Now that I am getting older, naturally, people think that the School of Hard Knocks would have knocked some wisdom in the thick skull of mine, and they approach me for advice.

One of the questions asked to him in my capacity as 'Dear Thelma' or 'Auntie Agony' is about an interpersonal relationship. Why is it difficult to achieve life ambitions? I have so many things that I want to attain in my lifetime, but family life is pulling me down. My partner does not share the same fire that I breathe. The offsprings wear me down, dragging me together into a cesspool of hopelessness. Is there no relief from all these, they ask me. 

I am no self-help guru by any imagination, so I try to dodge the question. "You know that is a very profound question. Philosophers for aeons have been trying to find that answer." 

In fact, during Adi Sankara's travels from Kerala to the four corners of India, he had various debates with sages of other schools of philosophy. Adi Shankara, who hails from the School of Non-Dualism (Advaitha Vedantha), liked to engage in intellectual discourses wherever he went. In one such travel, he had the privilege of debating with Vandana Mishra, a proponent of the ritualistic part of Veda (Purva Mimamsa School of Hindu Philosophy, and his wife, Ubhaya Bharathi in Mahismati, Bihar or maybe Madhya Pradesh. 

They had protracted month-long discussions about the superiority of knowledge over rituals in gaining an understanding of life. Shankara also believed that to understand life and attain liberation, one must be celibate, whereas Mandana and Ubhaya felt householder duties (i.e. conjugal obligations) needed to be also performed. Rituals can bring forth bliss.

Six Systems of Indian Philosophy 

Ubhaya was the Sankara's choice of the umpire in their debates. When her husband was defeated, she continued debating. Even though she started asking about sensual pleasure sensations and emotional intimacies, the brahmachari still managed to reply via his yogic powers. Both Mandana and Ubhaya became Shankara's followers.

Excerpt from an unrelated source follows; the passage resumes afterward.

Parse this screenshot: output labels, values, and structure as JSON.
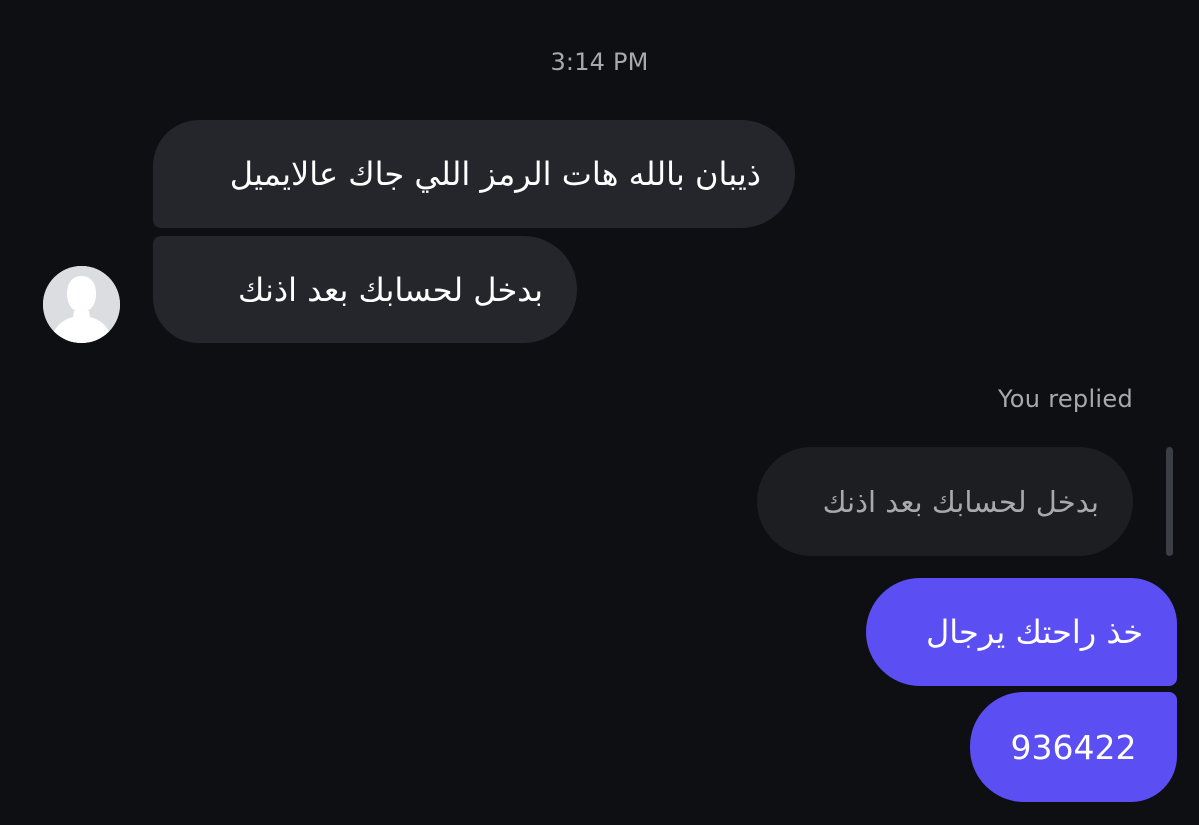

It was agreed not everyone can attain moksha by leading a hermit's life. It only works for some. The others have to go through the whole gamut of trappings of life, its up and down, and to set motion the circle of life.

See around us. Some sacrifice certain pleasures to achieve other ambitions. As Peter's Principle dictates, we can scale only as high as our incompetence. We should know our limits. We cannot eat the cake and still enjoy staring at it.